It’s also an interesting and different experience reading a book by a Mormon written for a general audience. As a member of The Church of Jesus Christ of Latter-day Saints myself, I’m very used to the Mormon culture and way of talking and thinking about things, and I’m used to listening to speakers and reading books by Mormons aimed at other Mormons. But it’s rarer to read something one of “my own” has written that will be read mostly by people who aren’t familiar with some of our terminology, beliefs, and culture.

That said, it was such a fascinating experience reading this book. It actually elicited all kinds of interesting feelings and reactions as I went along. I will admit that we Mormons tend to have some interesting cultural quirks that may seem unusual to others; we marry young, for instance, typically after very short courtships, and have more children than the average. Some of our cultural quirks are particularly pronounced in the state of Utah and a few other pockets of concentrated Mormon population (note: I’m not a “Utah Mormon”: I grew up East of the Mississippi and only lived in Utah when I went to Brigham Young University). So it wasn’t surprising to me to read that Stephanie married at 19 after less than a year of knowing Christian Nielson. Or that she started having babies right away. Or that she was just thrilled at that young age to just get started with being a stay-at-home mom. At the same time, even though it was familiar territory, it was still different from what I chose to do (marry at 23, get a college degree, have first child at 26, work part-time off and on and freelance while raising kids). And there’s still just enough of cultural expectations and a kind of cultural divide that those (what outsiders may consider slight) differences just kind of grate a little somehow sometimes.

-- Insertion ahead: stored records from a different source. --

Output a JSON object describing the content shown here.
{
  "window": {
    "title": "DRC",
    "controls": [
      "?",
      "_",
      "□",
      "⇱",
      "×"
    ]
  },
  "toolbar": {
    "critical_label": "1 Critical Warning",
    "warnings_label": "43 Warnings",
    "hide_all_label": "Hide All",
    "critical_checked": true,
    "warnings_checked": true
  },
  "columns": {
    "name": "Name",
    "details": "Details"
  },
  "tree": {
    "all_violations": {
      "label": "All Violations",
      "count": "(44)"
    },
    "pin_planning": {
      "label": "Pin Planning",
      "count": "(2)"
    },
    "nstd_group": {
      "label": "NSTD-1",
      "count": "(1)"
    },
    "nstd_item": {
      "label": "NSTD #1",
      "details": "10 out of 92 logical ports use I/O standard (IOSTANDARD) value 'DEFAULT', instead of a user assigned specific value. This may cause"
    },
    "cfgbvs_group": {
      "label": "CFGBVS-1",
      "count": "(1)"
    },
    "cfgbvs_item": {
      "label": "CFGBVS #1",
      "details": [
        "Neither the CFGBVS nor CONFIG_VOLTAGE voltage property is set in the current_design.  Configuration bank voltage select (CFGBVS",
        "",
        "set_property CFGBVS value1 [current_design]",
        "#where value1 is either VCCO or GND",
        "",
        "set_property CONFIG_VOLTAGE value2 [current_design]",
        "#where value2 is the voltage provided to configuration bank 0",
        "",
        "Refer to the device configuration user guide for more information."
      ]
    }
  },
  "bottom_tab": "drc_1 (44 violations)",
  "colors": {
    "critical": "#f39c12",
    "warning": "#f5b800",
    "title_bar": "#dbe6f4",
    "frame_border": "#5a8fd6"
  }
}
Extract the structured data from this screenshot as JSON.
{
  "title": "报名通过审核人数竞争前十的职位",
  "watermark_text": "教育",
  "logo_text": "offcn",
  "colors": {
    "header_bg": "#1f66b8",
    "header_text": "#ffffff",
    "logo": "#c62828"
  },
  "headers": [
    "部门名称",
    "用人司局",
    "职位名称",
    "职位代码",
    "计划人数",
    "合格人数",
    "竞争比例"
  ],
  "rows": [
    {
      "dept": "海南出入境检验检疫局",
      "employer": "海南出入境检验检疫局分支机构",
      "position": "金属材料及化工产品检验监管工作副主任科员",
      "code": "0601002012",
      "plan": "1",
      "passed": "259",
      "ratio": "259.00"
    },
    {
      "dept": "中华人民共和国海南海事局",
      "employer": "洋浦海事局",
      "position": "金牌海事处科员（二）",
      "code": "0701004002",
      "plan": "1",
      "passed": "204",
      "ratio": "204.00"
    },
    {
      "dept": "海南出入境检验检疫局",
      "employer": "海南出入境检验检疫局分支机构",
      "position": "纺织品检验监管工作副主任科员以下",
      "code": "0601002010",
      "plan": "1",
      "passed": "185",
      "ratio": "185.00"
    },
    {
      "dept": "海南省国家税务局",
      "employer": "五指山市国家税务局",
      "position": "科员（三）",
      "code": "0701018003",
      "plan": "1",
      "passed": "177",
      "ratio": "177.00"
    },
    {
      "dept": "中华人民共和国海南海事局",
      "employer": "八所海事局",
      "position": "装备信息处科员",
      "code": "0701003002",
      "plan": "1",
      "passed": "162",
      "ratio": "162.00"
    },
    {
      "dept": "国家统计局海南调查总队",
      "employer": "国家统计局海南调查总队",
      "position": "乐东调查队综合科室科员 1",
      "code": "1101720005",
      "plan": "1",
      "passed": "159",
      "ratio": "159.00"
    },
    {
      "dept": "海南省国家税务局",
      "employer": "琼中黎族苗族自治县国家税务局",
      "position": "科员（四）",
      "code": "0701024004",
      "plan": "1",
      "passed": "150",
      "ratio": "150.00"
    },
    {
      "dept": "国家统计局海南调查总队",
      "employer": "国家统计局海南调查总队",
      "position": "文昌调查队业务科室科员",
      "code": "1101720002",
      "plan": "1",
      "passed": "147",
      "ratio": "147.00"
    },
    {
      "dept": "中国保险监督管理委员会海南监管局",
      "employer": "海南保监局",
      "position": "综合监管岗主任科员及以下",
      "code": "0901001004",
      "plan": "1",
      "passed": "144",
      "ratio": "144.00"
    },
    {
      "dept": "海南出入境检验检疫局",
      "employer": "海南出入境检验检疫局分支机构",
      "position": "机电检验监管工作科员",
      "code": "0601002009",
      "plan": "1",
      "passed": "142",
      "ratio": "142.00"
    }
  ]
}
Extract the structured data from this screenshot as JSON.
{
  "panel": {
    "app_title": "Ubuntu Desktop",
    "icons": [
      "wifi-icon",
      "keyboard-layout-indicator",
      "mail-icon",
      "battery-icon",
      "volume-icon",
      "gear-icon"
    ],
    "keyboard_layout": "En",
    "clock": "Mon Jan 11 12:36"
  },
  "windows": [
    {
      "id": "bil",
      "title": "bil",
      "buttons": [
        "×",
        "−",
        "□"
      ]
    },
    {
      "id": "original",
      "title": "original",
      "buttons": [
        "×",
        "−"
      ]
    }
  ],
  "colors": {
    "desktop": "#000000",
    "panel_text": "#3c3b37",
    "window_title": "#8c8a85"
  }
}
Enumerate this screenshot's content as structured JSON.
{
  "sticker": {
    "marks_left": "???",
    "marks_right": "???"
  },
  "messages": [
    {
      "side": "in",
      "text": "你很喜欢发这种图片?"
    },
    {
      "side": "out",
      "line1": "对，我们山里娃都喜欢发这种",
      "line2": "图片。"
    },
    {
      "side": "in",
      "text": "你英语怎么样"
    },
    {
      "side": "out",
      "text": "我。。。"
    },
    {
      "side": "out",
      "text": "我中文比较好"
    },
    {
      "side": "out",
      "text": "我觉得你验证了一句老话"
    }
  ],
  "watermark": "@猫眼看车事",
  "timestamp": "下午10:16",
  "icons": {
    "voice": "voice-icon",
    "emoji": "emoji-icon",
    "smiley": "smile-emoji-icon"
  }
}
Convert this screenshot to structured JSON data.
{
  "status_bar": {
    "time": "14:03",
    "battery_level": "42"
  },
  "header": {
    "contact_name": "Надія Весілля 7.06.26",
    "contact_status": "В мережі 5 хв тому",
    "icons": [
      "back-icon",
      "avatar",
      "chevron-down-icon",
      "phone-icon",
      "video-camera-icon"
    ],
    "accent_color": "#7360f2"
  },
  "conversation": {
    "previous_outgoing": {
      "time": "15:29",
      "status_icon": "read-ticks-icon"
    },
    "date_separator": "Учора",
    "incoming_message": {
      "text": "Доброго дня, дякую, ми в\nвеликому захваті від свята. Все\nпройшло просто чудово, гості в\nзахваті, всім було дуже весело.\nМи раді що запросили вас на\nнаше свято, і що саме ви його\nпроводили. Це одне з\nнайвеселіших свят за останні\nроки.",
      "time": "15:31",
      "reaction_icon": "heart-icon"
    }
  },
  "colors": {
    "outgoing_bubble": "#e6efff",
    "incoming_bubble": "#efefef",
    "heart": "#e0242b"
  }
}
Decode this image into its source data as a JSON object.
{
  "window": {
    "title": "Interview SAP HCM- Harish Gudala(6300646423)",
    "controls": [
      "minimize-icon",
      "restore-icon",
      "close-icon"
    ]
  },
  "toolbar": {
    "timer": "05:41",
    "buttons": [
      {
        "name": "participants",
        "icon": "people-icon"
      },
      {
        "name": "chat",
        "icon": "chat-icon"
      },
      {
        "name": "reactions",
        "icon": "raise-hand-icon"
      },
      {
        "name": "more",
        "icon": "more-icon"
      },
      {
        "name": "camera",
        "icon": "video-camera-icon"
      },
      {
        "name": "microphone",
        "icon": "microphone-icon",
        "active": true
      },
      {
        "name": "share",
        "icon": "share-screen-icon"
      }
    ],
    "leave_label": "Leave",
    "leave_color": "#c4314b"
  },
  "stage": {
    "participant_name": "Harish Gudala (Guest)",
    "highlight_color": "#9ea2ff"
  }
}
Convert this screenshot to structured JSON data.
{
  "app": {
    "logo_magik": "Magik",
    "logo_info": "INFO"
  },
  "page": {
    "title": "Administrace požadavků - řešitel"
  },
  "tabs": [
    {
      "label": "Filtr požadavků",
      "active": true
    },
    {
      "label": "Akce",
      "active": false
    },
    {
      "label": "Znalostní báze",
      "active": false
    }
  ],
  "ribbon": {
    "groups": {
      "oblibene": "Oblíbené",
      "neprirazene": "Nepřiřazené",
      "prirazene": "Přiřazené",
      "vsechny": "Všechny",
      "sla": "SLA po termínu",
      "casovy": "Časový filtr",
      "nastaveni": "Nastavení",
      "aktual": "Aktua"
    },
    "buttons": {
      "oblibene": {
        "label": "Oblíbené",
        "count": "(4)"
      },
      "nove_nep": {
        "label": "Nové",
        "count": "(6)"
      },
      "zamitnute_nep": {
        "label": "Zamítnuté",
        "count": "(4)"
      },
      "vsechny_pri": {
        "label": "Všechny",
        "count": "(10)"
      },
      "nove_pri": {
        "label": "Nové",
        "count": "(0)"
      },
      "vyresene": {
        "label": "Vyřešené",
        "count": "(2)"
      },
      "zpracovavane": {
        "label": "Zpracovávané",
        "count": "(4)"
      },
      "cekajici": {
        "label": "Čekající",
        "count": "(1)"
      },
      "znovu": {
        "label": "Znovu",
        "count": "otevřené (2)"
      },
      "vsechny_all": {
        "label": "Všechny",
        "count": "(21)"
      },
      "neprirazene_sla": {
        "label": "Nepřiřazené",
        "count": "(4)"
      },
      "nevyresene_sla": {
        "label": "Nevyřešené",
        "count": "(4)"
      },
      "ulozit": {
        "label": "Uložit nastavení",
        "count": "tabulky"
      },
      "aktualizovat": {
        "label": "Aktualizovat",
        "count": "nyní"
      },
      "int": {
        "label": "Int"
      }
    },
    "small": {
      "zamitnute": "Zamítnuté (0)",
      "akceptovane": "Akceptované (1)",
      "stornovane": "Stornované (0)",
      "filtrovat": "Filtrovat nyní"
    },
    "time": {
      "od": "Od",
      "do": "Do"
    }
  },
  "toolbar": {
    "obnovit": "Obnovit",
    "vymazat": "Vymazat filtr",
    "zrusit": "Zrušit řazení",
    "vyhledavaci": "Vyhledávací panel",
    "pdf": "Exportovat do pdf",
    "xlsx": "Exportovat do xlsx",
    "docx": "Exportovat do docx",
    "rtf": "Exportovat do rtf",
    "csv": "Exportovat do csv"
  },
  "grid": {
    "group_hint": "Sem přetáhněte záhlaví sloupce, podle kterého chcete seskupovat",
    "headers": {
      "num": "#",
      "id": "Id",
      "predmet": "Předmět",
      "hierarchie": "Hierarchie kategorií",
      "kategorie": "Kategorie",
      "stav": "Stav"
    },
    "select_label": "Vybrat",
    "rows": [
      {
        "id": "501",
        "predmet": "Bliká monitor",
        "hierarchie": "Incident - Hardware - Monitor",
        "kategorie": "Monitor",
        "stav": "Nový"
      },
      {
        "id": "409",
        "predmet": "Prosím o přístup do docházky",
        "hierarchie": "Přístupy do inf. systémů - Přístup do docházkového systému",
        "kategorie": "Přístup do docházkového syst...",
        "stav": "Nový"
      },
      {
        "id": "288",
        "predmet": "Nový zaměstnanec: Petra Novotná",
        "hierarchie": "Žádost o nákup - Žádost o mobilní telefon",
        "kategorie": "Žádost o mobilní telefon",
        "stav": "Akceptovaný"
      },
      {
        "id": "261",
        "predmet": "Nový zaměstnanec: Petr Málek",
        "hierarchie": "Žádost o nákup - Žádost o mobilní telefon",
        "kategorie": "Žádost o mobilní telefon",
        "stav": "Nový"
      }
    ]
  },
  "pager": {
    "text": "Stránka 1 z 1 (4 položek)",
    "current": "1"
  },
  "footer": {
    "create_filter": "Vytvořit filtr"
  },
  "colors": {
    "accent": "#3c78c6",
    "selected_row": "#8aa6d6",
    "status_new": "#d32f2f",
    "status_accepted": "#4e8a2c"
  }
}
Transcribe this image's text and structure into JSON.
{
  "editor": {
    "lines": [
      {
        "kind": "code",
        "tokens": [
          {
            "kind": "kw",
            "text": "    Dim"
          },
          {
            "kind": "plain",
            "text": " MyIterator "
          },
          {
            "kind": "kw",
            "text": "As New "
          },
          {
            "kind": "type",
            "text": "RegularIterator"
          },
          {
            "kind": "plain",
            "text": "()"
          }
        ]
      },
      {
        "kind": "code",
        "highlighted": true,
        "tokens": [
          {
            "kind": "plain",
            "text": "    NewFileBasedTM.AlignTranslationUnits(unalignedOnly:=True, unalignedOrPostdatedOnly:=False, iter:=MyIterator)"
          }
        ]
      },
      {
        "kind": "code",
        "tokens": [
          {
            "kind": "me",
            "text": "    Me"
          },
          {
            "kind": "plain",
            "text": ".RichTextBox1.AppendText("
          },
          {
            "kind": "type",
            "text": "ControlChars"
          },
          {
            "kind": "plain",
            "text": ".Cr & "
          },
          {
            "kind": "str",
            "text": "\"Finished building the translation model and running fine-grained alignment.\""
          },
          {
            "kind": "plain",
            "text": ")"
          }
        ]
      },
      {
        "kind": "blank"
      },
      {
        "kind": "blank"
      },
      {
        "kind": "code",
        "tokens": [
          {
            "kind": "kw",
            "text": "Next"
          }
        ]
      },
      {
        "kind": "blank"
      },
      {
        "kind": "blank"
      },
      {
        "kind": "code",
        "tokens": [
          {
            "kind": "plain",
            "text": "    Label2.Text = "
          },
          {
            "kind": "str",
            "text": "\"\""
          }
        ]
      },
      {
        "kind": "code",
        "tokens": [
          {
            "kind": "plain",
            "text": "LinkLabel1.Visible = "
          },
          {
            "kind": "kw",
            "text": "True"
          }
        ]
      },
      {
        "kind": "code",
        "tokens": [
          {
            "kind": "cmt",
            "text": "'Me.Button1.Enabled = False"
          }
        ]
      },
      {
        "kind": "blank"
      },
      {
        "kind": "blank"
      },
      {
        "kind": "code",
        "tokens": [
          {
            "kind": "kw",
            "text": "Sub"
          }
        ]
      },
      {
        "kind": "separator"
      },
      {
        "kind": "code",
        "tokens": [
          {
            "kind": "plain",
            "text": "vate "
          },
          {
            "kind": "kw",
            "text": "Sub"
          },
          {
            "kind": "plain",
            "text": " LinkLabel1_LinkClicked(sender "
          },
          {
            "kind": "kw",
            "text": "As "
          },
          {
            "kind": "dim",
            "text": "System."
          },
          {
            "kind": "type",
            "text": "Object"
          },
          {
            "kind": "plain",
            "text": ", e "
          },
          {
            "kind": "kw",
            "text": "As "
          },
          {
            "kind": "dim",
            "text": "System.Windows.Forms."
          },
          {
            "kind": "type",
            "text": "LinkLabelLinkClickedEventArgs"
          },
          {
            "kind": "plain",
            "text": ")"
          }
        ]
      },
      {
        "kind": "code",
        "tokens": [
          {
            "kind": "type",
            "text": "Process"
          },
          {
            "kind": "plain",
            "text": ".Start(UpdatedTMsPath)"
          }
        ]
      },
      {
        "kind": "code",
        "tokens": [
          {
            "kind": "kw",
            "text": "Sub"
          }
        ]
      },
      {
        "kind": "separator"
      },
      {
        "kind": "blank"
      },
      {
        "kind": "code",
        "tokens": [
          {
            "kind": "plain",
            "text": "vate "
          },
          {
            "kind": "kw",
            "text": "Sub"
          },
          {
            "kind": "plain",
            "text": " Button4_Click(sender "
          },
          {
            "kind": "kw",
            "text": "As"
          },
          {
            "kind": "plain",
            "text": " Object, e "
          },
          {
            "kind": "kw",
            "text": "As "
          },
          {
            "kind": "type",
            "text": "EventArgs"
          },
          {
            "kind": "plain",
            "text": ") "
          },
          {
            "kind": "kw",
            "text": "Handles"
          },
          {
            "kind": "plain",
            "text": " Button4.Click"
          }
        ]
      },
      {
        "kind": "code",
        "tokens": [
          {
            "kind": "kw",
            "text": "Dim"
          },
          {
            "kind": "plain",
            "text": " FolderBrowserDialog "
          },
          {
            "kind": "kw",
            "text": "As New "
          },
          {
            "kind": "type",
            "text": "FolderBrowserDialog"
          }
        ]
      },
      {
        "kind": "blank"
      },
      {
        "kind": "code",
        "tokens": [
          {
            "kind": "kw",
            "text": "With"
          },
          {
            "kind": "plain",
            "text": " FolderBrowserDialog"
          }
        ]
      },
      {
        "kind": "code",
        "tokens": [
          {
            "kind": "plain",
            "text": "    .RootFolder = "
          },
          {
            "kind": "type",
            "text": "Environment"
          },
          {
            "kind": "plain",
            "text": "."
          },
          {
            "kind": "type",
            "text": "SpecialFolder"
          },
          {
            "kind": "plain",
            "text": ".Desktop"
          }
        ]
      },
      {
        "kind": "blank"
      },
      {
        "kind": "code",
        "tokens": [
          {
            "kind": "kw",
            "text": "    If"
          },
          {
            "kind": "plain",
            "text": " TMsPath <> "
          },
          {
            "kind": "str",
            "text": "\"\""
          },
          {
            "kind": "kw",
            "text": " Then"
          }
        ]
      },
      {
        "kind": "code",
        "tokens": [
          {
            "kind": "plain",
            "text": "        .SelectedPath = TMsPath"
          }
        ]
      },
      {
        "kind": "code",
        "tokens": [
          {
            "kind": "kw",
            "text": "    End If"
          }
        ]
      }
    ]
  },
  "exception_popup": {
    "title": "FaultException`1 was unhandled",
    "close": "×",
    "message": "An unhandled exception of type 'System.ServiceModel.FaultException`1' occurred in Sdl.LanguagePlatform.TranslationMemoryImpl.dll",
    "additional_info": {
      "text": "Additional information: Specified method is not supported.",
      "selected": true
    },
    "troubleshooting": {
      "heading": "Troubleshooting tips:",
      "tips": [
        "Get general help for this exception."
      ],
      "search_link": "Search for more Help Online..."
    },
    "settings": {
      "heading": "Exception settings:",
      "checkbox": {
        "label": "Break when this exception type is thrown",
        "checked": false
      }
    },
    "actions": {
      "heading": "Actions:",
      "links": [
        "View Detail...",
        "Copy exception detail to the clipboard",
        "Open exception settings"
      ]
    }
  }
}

Nielson starts with telling about her very large, happy and tight-knit family in Utah and her fairy-tale courtship with Christian. She lays the groundwork of her happy, idyllic life before she moves on to the plane crash that changed it all — well, temporarily. No matter how you look at it, not everyone (well, rarely anyone) has that kind of idyllic upbringing, love story or marriage. And that’s OK. Even in our church, unmarried young people and adults are reminded not to expect an “easy” and “obvious” courtship that leads to marriage. Sometimes it is not clear if the person you’re dating is “the right one” (itself a myth). You mostly have to make sure you date good people and then choose wisely, marrying someone who has solid good qualities and should make a good partner. The answer is rarely written in the stars or with fireworks. And most of us know that idyllic families happen far less often than we’d like. (We can’t change our own upbringings, let’s just say, but we can do the best we can to provide our own children with solid, happy homes.) So reading about Nielson’s happy-happy-happy life can honestly make one feel a little over-sugared.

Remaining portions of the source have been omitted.